1.3.3 Indien uit de inhoud van keurings- en inspectierapporten blijkt dat gevaar voor verontreiniging dreigt, moet direct het bevoegd gezag daarvan in kennis worden gesteld.

1.4 Administratie en registratie

1.4.1 Binnen de inrichting is een exemplaar van alle vergunningen (inclusief aanvraag voor zover van toepassing) met bijbehorende voorschriften aanwezig. Verder zijn binnen de inrichting de volgende documenten aanwezig en/of digitaal te raadplegen:

 alle overige voor de inrichting geldende omgevingsvergunningen en meldingen voor de activiteit milieu;

 de veiligheidsinformatiebladen die behoren bij de in de inrichting aanwezige gevaarlijke stoffen;

 de bewijzen, resultaten en/of bevindingen van de in deze vergunning voorgeschreven inspecties;

 onderzoeken, keuringen, onderhoudsbeurten en/of metingen;

 de registratie van het jaarlijks waterverbruik;

 de registratie van de jaarlijkse energieopbrengsten en het jaarlijks energieverbruik onderscheiden naar type energiedrager (energiebalans);

 de klachtenregistratie (zie voorschrift 1.4.3);

 de registratie van voorvallen en incidenten;

 overige registraties voortvloeiende uit deze vergunning.

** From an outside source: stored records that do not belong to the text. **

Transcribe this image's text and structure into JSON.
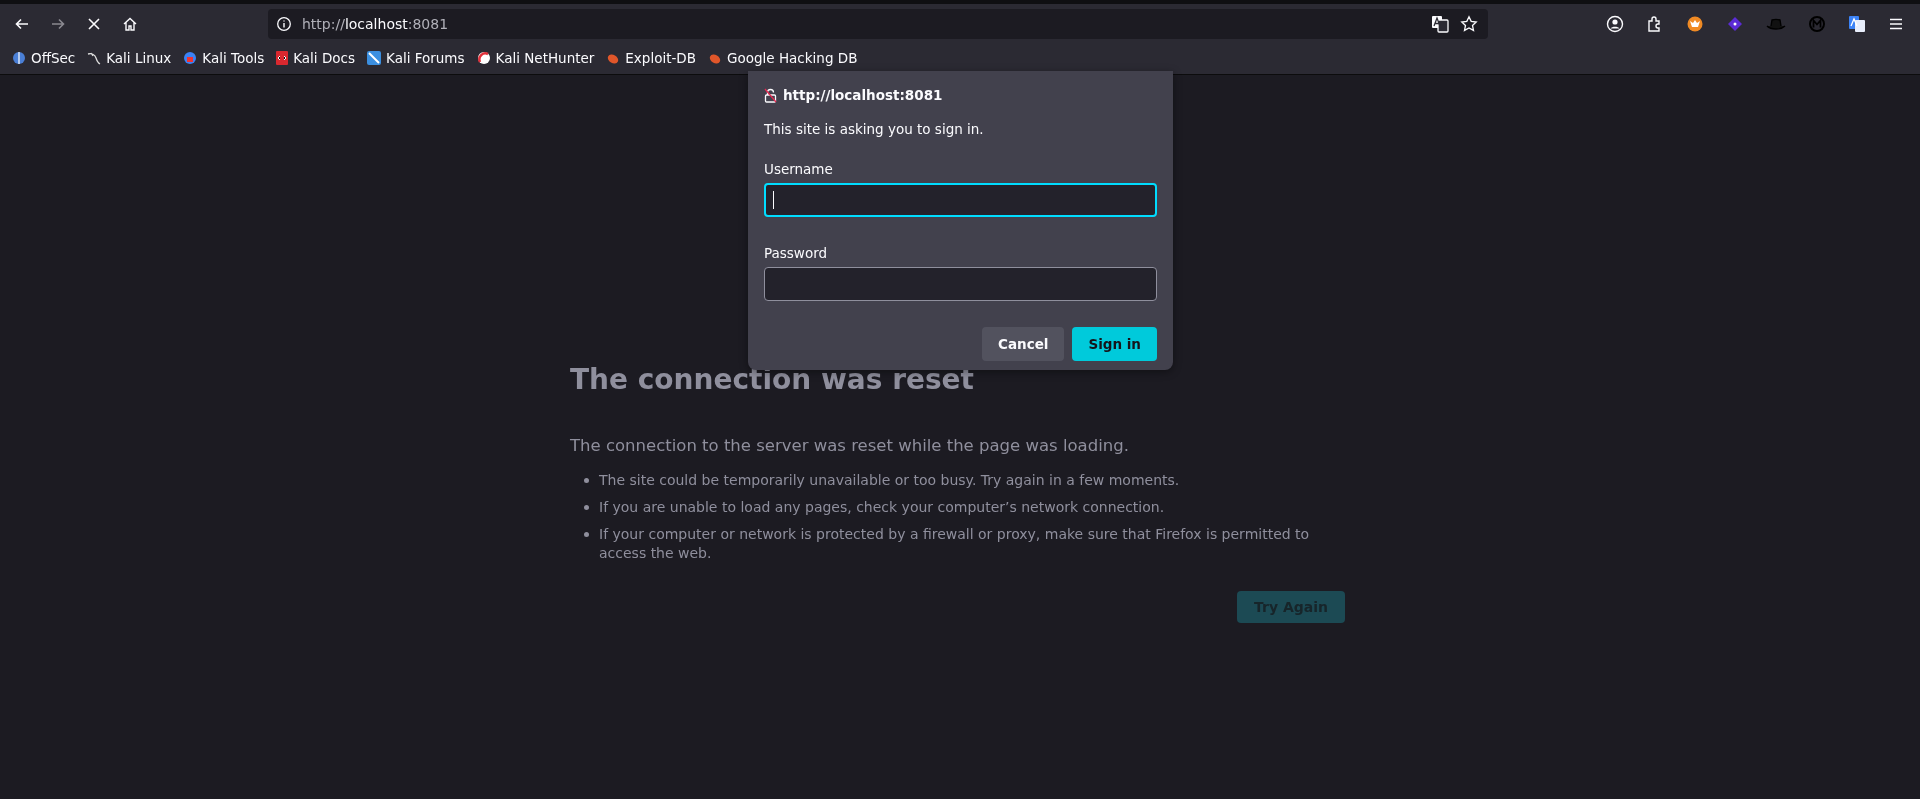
{
  "toolbar": {
    "forward_disabled": true,
    "loading": true,
    "url": {
      "scheme": "http://",
      "host": "localhost",
      "port": ":8081"
    }
  },
  "bookmarks": [
    {
      "label": "OffSec"
    },
    {
      "label": "Kali Linux"
    },
    {
      "label": "Kali Tools"
    },
    {
      "label": "Kali Docs"
    },
    {
      "label": "Kali Forums"
    },
    {
      "label": "Kali NetHunter"
    },
    {
      "label": "Exploit-DB"
    },
    {
      "label": "Google Hacking DB"
    }
  ],
  "dialog": {
    "origin": "http://localhost:8081",
    "message": "This site is asking you to sign in.",
    "fields": [
      {
        "label": "Username",
        "focused": true
      },
      {
        "label": "Password",
        "focused": false
      }
    ],
    "buttons": [
      {
        "label": "Cancel",
        "kind": "secondary"
      },
      {
        "label": "Sign in",
        "kind": "primary"
      }
    ]
  },
  "page": {
    "title": "The connection was reset",
    "intro": "The connection to the server was reset while the page was loading.",
    "bullets": [
      "The site could be temporarily unavailable or too busy. Try again in a few moments.",
      "If you are unable to load any pages, check your computer’s network connection.",
      "If your computer or network is protected by a firewall or proxy, make sure that Firefox is permitted to access the web."
    ],
    "button": "Try Again"
  }
}
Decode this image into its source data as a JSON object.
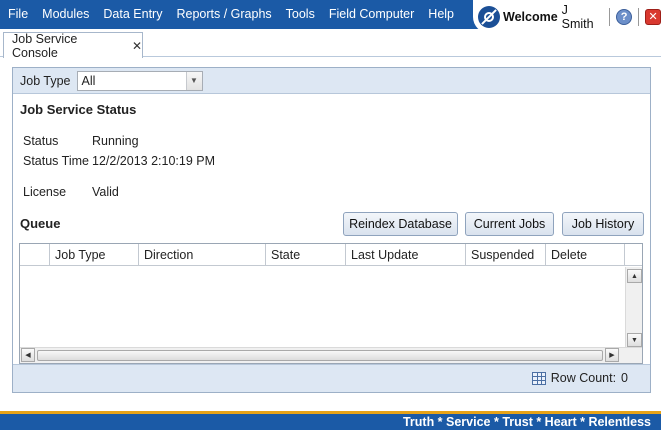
{
  "menu": [
    "File",
    "Modules",
    "Data Entry",
    "Reports / Graphs",
    "Tools",
    "Field Computer",
    "Help"
  ],
  "header": {
    "welcome_label": "Welcome",
    "user_name": "J Smith",
    "help_glyph": "?",
    "close_glyph": "✕",
    "logo_icon": "app-logo-icon"
  },
  "tab": {
    "label": "Job Service Console",
    "close_glyph": "✕"
  },
  "filter": {
    "label": "Job Type",
    "selected": "All",
    "arrow_glyph": "▼"
  },
  "status_section": {
    "title": "Job Service Status",
    "status_label": "Status",
    "status_value": "Running",
    "time_label": "Status Time",
    "time_value": "12/2/2013 2:10:19 PM",
    "license_label": "License",
    "license_value": "Valid"
  },
  "queue": {
    "title": "Queue",
    "buttons": {
      "reindex": "Reindex Database",
      "current": "Current Jobs",
      "history": "Job History"
    },
    "columns": [
      "Job Type",
      "Direction",
      "State",
      "Last Update",
      "Suspended",
      "Delete"
    ],
    "rows": [],
    "row_count_label": "Row Count:",
    "row_count": "0"
  },
  "scroll_glyphs": {
    "up": "▲",
    "down": "▼",
    "left": "◀",
    "right": "▶"
  },
  "footer": {
    "tagline": "Truth * Service * Trust * Heart * Relentless"
  },
  "colors": {
    "brand_blue": "#1b5aa6",
    "accent_gold": "#e8a317",
    "panel_bg": "#dde7f3"
  }
}
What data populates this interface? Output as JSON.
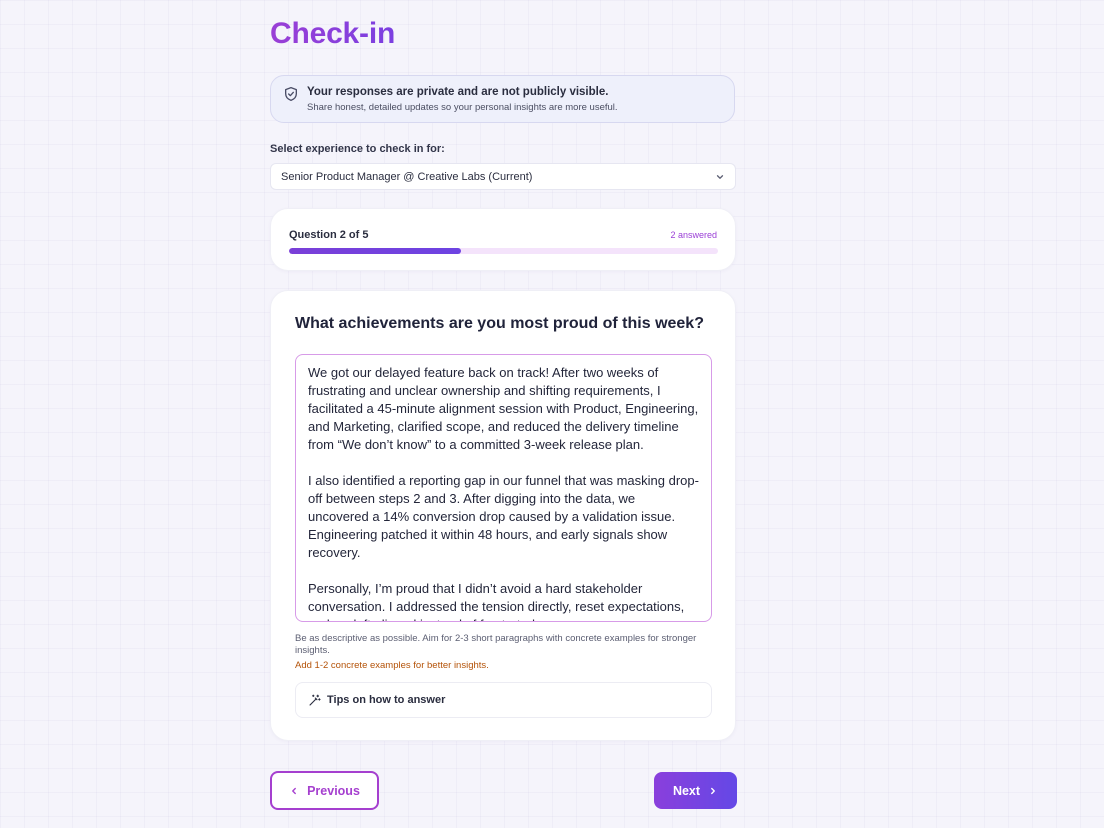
{
  "page": {
    "title": "Check-in"
  },
  "privacy": {
    "icon": "shield-check-icon",
    "title": "Your responses are private and are not publicly visible.",
    "subtitle": "Share honest, detailed updates so your personal insights are more useful."
  },
  "experience": {
    "label": "Select experience to check in for:",
    "selected": "Senior Product Manager @ Creative Labs (Current)"
  },
  "progress": {
    "label": "Question 2 of 5",
    "answered": "2 answered",
    "current": 2,
    "total": 5,
    "fraction": 0.4
  },
  "question": {
    "text": "What achievements are you most proud of this week?",
    "answer_paragraphs": [
      "We got our delayed feature back on track! After two weeks of frustrating and unclear ownership and shifting requirements, I facilitated a 45-minute alignment session with Product, Engineering, and Marketing, clarified scope, and reduced the delivery timeline from “We don’t know” to a committed 3-week release plan.",
      "I also identified a reporting gap in our funnel that was masking drop-off between steps 2 and 3. After digging into the data, we uncovered a 14% conversion drop caused by a validation issue. Engineering patched it within 48 hours, and early signals show recovery.",
      "Personally, I’m proud that I didn’t avoid a hard stakeholder conversation. I addressed the tension directly, reset expectations, and we left aligned instead of frustrated."
    ],
    "helper": "Be as descriptive as possible. Aim for 2-3 short paragraphs with concrete examples for stronger insights.",
    "warning": "Add 1-2 concrete examples for better insights.",
    "tips_label": "Tips on how to answer",
    "tips_icon": "magic-wand-icon"
  },
  "nav": {
    "previous_label": "Previous",
    "next_label": "Next"
  },
  "colors": {
    "accent": "#9a3fd6",
    "next_gradient_start": "#8a3fdc",
    "next_gradient_end": "#6448e6",
    "warning": "#b45309"
  }
}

1.4.2 De administraties en registraties en daaruit voorvloeiende documenten genoemd in voorschrift 1.4.1 moeten ten minste vijf jaar worden bewaard.

(8)

1.4.3 Klachten van derden en de actie die door de vergunninghouder is ondernomen om de bron van de klachten te onderzoeken en eventueel weg te nemen, moeten worden geregistreerd.

1.5 Bedrijfsbeëindiging

1.5.1 Bij het geheel of gedeeltelijk beëindigen van de activiteiten binnen de inrichting moeten alle aanwezige (afval)stoffen en materialen, die uitsluitend aanwezig zijn vanwege de - te beëindigen - activiteiten, door of namens vergunninghouder op milieuhygiënisch verantwoorde wijze in overleg met het bevoegd gezag worden verwijderd.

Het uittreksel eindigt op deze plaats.